I) i giudici di merito avevano ritenuto legittimi i rilievi formulati dai verificatori in relazione a presunti acquisti “in nero” di caffe’, ma l’impostazione era del tutto arbitraria perché i verificatori avevano ipotizzato che il numero dei caffe’ asseritamente somministrati corrispondesse al numero dei coperti serviti;

m) erano stati contestati anche i criteri di determinazione dei prezzi utilizzati dai verificatori poiché quelli assunti ai fini dell’accertamento, riferendosi al menù alla carta del ristorante, erano i più elevati; non era stato, invece, valorizzato il fatto che il ristorante operava con differenti fasce di prezzo a seconda della tipologia di pasto, della fascia oraria e delle specifiche richieste; peraltro, nel caso di matrimoni e banchetti, i prezzi per singolo piatto erano anche più ridotti, posto che, in tali casi, il prezzo dell’intero servizio veniva stabilito forfettariamente in base al numero dei partecipanti che ricevevano una serie di portate già predefinite con il committente.

4. Con il quarto motivo deducono in relazione all’art. 360 c.p.c., comma 1, n. 4, la nullità della sentenza impugnata per omessa pronuncia circa la richiesta, avanzata dall’Ufficio nel proprio atto di appello, di nomina di un consulente tecnico d’ufficio.

5. Con il quinto motivo, censurando la sentenza impugnata, in relazione all’art. 360 c.p.c., comma 1, n. 4, per omessa pronuncia sulla mancanza di prove e sulla violazione del D.P.R. n. 600 del 1973, art. 39, comma 1, e D.P.R. n. 633 del 1972, art. 54, comma 2, i ricorrenti contestano alla C.T.R. di non essersi pronunciata, con riferimento alla ricostruzione induttiva dei ricavi per il 2004, sul fatto che la metodologia di controllo impiegasse parametri inidonei a soddisfare i requisiti di gravità, precisione e concordanza richiesti dalle norme richiamate in rubrica.

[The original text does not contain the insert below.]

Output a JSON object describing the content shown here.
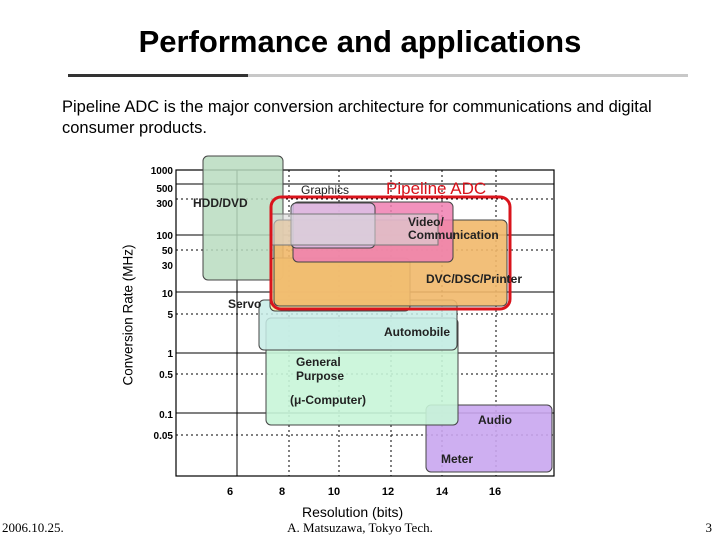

6. Con il sesto motivo, rubricato “art. 360 c.p.c., n. 3 Violazione e falsa applicazione del D.P.R. n. 600 del 1973, art. 39, comma 1, e del D.P.R. n. 633 del 1972, art. 54, comma 2. Mancanza assoluta di prove”, le parti ricorrenti censurano la sentenza impugnata là dove afferma: “Il fatto è che la metodologia adottata dall’Ufficio appare invero l’unica che possa essere dallo stesso seguita per ricostruire ricavi e quindi redditi in settori di attività economica…”.

Assumono i ricorrenti che non possono essere ritenute prove o presunzioni gravi, precise e concordanti né i parametri utilizzati per giungere alle percentuali di resa dei cibi acquistati, né quelli utilizzati per la stima delle dosi somministrate o dei prezzi e che la metodologia utilizzata è priva di qualsiasi supporto logico e collide con il divieto di praesumptio de presumpto.

7. Con il settimo motivo, censurando la decisione gravata per violazione e falsa applicazione del D.P.R. n. 600 del 1973, art. 39, comma 1, e del D.P.R. n. 633 del 1972, art. 54, comma 2, per mancanza di antieconomicità, i ricorrenti evidenziano che, nel caso di specie, non si può parlare di antieconomicità, bensì di incapacità della società di produrre un utile adeguato a remunerare i fattori produttivi, e sottolineano che il settore della ristorazione da tempo è in crisi, tanto che per i ristoranti “di prestigio” già da anni i margini di profitto sono divenuti molto modesti; tuttavia, la redditività insoddisfacente non costituisce un elemento idoneo a sanare, sotto il profilo probatorio, una ricostruzione induttiva dei ricavi del tutto inattendibile.

8. Con l’ottavo motivo, deducendo, in relazione all’art. 360 c.p.c., comma 1, n. 5, l’omessa, insufficiente e contraddittoria motivazione su fatti decisivi ai fini della controversia, le parti contribuenti lamentano che la Commissione tributaria regionale, nel ritenere assolto, da parte dell’Ufficio finanziario, l’onere probatorio, avrebbe omesso di prendere in considerazione elementi certi, precisi e concordanti che dimostravano la correttezza del comportamento tenuto dalla società e l’assenza di imponibili sottratti a tassazione. Sotto tale profilo la società aveva evidenziato di avere registrato uno scostamento di soli Euro 3.747,00 rispetto all’applicazione dei parametri e di avere preferito adeguarsi ad essi, sottoponendo a tassazione anche tali maggiori ricavi rideterminati, ma la congruità dei parametri non era stata presa in esame dai giudici di secondo grado; l’Ufficio aveva anche esperito indagini bancarie in capo a tutti i contribuenti, ma la C.T.R. aveva trascurato di considerare che nel corso di tali verifiche non erano emersi elementi di irregolarità.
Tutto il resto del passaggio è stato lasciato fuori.